Si le titre d'un chef-d'œuvre indiscuté du film noir – Laura, d'Otto Preminger– vient immédiatement à l'esprit lorsque l'on évoque le nom de Gene Tierney, d'autres suivent immédiatement, signés des plus grands réalisateurs américains : Fritz Lang, Josef von Sternberg, Ernst Lubitsch, John M. Stahl, Joseph L. Mankiewicz... Mais c'est plutôt son visage, ses pommettes saillantes, son regard perçant et troublant à la fois, ses yeux en amande, sa bouche sensuelle teintée de feinte innocence qui en ont fait, au-delà de la star qu'elle fut de son vivant, une « icône » incarnant aujourd'hui une certaine idée du cinéma américain.

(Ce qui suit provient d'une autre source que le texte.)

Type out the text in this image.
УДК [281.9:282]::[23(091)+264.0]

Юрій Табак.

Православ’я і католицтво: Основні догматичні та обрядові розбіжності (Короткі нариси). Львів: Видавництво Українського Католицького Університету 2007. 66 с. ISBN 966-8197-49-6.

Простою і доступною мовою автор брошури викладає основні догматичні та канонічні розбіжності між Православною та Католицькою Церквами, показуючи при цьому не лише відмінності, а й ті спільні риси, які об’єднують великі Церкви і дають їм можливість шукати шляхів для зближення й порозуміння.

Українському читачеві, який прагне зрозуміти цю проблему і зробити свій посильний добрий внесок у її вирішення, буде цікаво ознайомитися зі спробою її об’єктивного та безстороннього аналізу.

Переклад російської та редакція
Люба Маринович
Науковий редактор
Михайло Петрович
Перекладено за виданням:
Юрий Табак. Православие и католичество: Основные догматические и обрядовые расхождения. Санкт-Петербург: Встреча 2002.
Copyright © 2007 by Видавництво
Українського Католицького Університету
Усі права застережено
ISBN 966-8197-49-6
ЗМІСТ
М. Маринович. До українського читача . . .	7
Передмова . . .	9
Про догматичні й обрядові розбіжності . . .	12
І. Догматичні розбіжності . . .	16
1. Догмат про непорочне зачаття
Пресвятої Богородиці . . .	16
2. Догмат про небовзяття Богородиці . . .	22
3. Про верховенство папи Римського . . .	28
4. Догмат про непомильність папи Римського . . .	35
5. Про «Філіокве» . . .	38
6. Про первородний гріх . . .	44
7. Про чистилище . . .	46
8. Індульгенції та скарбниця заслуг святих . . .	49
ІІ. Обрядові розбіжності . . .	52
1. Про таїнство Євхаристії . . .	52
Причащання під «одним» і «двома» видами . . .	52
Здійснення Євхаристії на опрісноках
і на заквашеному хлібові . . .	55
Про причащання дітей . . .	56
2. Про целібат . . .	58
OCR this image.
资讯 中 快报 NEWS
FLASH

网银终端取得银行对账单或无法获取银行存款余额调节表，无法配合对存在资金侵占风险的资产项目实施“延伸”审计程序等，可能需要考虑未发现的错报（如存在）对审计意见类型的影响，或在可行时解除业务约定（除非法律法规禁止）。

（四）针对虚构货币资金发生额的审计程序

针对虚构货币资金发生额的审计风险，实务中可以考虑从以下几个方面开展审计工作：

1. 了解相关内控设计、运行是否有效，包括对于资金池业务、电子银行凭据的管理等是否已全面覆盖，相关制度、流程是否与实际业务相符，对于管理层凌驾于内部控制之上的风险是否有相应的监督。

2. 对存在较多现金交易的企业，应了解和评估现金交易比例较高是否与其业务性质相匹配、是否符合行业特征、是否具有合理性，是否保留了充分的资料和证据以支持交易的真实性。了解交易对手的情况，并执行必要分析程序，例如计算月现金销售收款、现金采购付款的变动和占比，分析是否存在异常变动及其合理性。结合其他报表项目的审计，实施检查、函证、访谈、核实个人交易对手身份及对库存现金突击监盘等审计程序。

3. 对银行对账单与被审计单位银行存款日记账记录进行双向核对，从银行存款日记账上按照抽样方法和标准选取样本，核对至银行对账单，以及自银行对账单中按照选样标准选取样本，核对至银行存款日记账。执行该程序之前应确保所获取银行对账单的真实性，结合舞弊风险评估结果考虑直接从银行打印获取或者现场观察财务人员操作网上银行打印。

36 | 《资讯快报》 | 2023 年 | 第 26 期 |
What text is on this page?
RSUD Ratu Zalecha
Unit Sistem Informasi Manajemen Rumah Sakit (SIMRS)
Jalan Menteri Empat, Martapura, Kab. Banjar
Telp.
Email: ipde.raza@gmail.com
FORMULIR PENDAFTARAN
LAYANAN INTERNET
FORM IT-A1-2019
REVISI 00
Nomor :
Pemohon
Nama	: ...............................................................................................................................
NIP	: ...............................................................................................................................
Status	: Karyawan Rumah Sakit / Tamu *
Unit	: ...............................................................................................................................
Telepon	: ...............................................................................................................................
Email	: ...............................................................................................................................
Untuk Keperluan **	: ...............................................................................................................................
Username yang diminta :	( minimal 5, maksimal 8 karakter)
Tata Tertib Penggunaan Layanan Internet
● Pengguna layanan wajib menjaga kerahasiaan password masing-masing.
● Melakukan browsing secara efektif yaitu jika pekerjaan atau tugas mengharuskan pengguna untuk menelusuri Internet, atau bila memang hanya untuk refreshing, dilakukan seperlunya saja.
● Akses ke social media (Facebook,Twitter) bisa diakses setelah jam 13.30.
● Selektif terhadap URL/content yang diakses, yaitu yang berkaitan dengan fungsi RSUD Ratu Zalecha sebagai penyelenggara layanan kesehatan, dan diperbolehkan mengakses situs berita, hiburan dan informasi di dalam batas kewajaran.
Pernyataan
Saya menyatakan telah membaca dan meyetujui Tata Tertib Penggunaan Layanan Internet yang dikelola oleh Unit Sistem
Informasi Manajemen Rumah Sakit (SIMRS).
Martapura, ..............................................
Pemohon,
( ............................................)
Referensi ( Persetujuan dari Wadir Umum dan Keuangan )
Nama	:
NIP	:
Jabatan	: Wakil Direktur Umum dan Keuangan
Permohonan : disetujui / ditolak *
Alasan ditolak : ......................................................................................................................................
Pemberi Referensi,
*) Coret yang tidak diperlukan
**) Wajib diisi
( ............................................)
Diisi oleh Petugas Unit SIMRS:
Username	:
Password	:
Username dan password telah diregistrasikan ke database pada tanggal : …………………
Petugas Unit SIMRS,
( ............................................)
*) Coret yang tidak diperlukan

Si la vie allait se montrer par la suite d'une grande cruauté avec elle, l'enfance de Gene Liza Tierney, née le 20 novembre 1920, à Brooklyn, est celle d'une « petite fille riche », même si la crise de 1929 compliqua cette situation. Son père, Howard Tierney, était un courtier en assurances plus qu'aisé. Sa mère, Belle, avait été enseignante. Elle doit son prénom masculin à l'unique frère de Belle, mort à dix-sept ans. Inquiet de voir les jeunes gens tourner autour de cette jolie fille, son père l'envoie, à seize ans, dans un pensionnat en Suisse.
Entendant, lors d'une visite des studios Warner, le réalisateur Anatole Litvak qui lui lançait : « Mademoiselle, vous devriez faire du cinéma » – ce sera le titre français de son autobiographie (Self Portrait, 1979) –, Gene Tierney sut, à dix-huit ans, ce qu'elle ferait. Se méfiant des perversions d'« Hollywood-Babylone », pour reprendre le titre d'un livre fameux de Kenneth Anger, Howard Tierney oriente sa fille vers Broadway, puis cède à une proposition de la Columbia qui ne lui trouve pas de rôle. Retour à Broadway, où un succès répercuté par Vogue et Harper's Bazaar attire l'attention de Darryl F. Zanuck. Elle débute en ingénue volontaire dans Le Retour de Frank James (1940), premier western de Fritz Lang. Mais la 20th Century Fox ne sait guère définir sa personnalité et lui confie des rôles peu significatifs, malgré des metteurs en scène notoires : John Ford (La Route du tabac, […]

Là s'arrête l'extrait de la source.